O princípio da imparcialidade, tão inerente à democracia, raramente é observado ? ainda que esse substantivo seja um dos clichês mais freqüentemente alardeados nos discursos político-acadêmicos. Nessas circunstâncias, o desperdício de energia nas disputas de um poder obsoleto (haja vista nossos salários!), além da vaidade pura e simples, é, de fato, mais forte do que qualquer intenção um pouco mais altruísta de alavancar o setor e a sociedade como um todo.
Seria importante que os seis mil recém-doutores desempregados pudessem juntos assumir imediatamente posições nas Ifes, pois não estariam tão sós nas lutas que individualmente travarão em universidades momentaneamente sucupiranas.
Aos recém-doutores empregados não basta apenas gastarmos horas escrevendo e até aprovando projetos, ministrando muitas aulas e disciplinas novas, nem tão pouco participar de congressos que nos permitam o intercâmbio no próprio país ? temos que vender a nossa alma se quisermos tentar conquistar o mínimo do que precisamos para pelo menos continuar trabalhando, na ilusão de que um dia aplicaremos parte do treinamento que recebemos.
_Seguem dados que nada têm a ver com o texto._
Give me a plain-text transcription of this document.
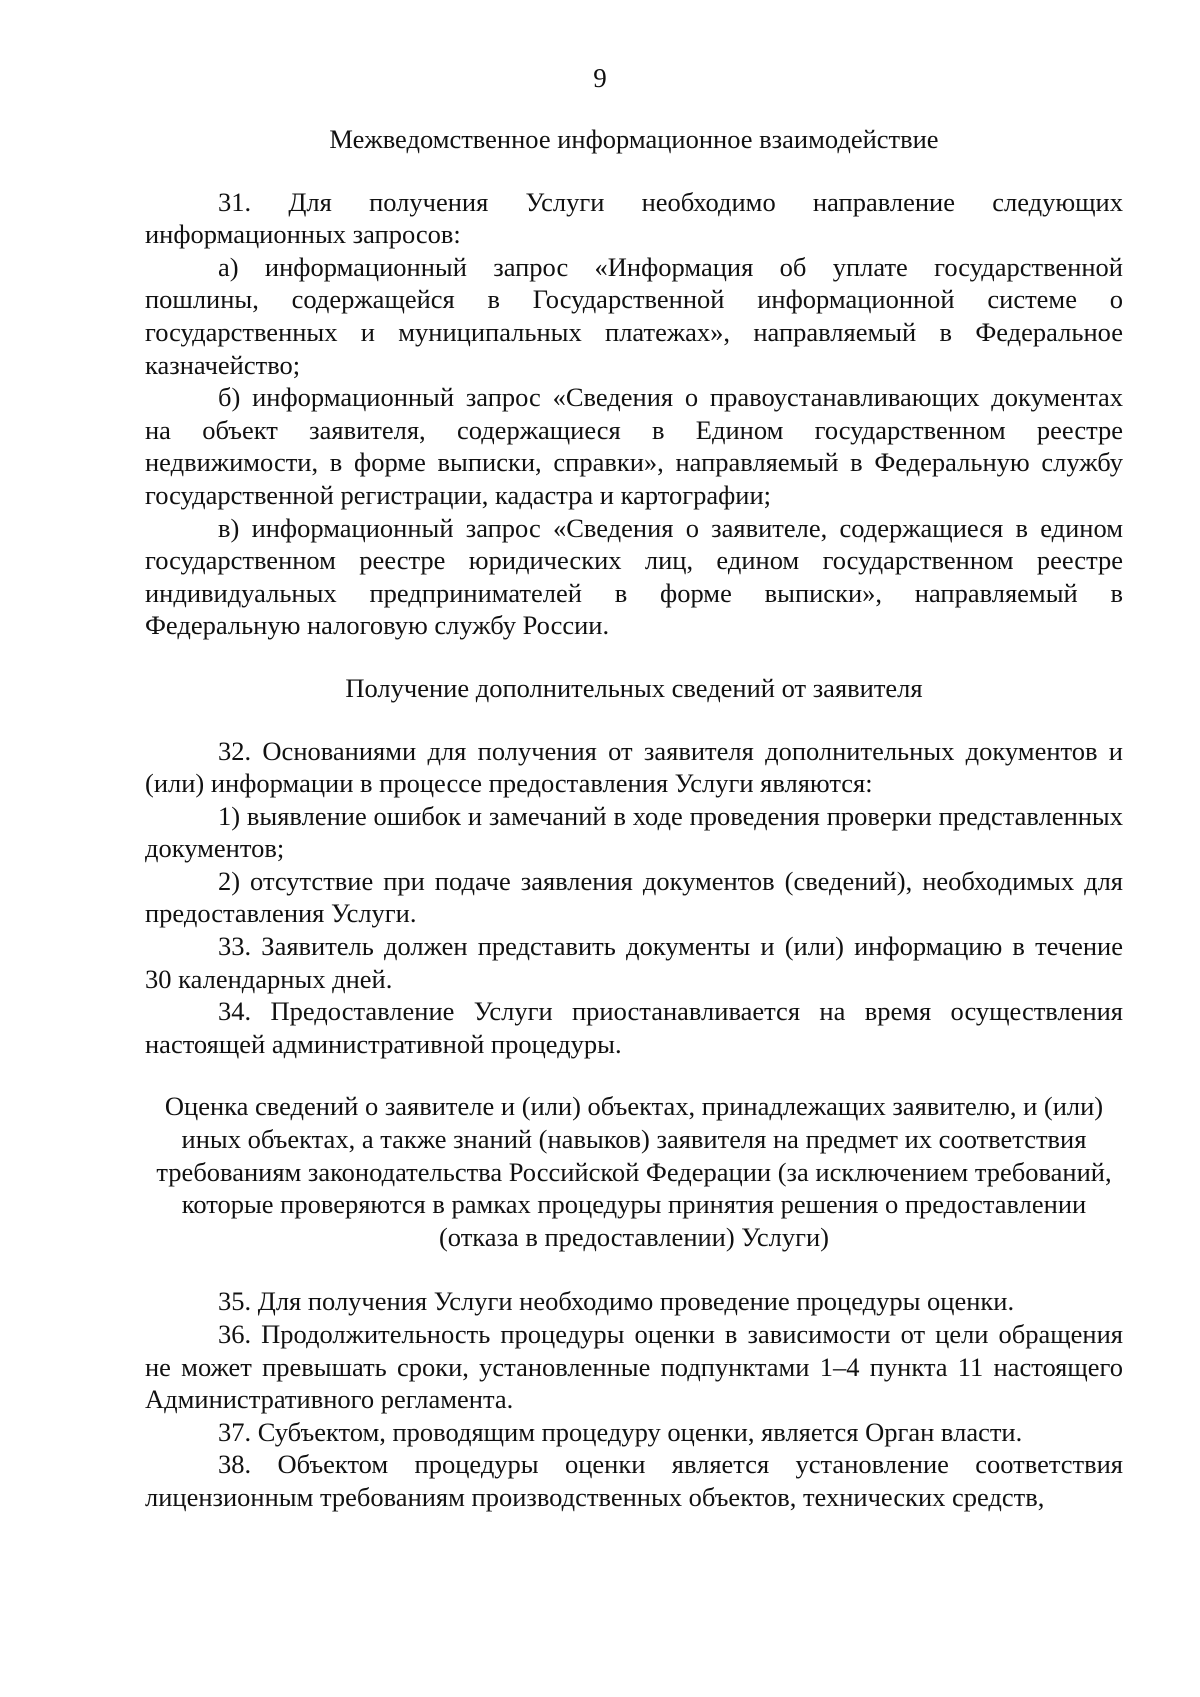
9

Межведомственное информационное взаимодействие

31. Для получения Услуги необходимо направление следующих информационных запросов:

а) информационный запрос «Информация об уплате государственной пошлины, содержащейся в Государственной информационной системе о государственных и муниципальных платежах», направляемый в Федеральное казначейство;

б) информационный запрос «Сведения о правоустанавливающих документах на объект заявителя, содержащиеся в Едином государственном реестре недвижимости, в форме выписки, справки», направляемый в Федеральную службу государственной регистрации, кадастра и картографии;

в) информационный запрос «Сведения о заявителе, содержащиеся в едином государственном реестре юридических лиц, едином государственном реестре индивидуальных предпринимателей в форме выписки», направляемый в Федеральную налоговую службу России.

Получение дополнительных сведений от заявителя

32. Основаниями для получения от заявителя дополнительных документов и (или) информации в процессе предоставления Услуги являются:

1) выявление ошибок и замечаний в ходе проведения проверки представленных документов;

2) отсутствие при подаче заявления документов (сведений), необходимых для предоставления Услуги.

33. Заявитель должен представить документы и (или) информацию в течение 30 календарных дней.

34. Предоставление Услуги приостанавливается на время осуществления настоящей административной процедуры.

Оценка сведений о заявителе и (или) объектах, принадлежащих заявителю, и (или) иных объектах, а также знаний (навыков) заявителя на предмет их соответствия требованиям законодательства Российской Федерации (за исключением требований, которые проверяются в рамках процедуры принятия решения о предоставлении (отказа в предоставлении) Услуги)

35. Для получения Услуги необходимо проведение процедуры оценки.

36. Продолжительность процедуры оценки в зависимости от цели обращения не может превышать сроки, установленные подпунктами 1–4 пункта 11 настоящего Административного регламента.

37. Субъектом, проводящим процедуру оценки, является Орган власти.

38. Объектом процедуры оценки является установление соответствия лицензионным требованиям производственных объектов, технических средств,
Mas será que alguém que viveu quatro, seis anos em países nos quais uma carta e até um bilhete representam documentos jurídicos do mais alto valor, nos quais o "não lesar o próximo como não desejaria ser lesado" é um princípio categórico, nos quais a imoralidade e a corrupção de qualquer nível leva até ministros para a cadeia comum, nos quais a palavra de um homem tem um valor moral inestimável, nos quais qualquer situação em que o indivíduo se sinta prejudicado ou valorizado pode ser clamada por escrito e necessariamente recebe retorno e providência oficial, enfim, será que alguém que aprendeu muito sobre cidadania pode ser solicitado a emburrecer da noite para o dia e prostituir o cérebro para um sistema acadêmico omisso, falido e cheio de pobres vaidades?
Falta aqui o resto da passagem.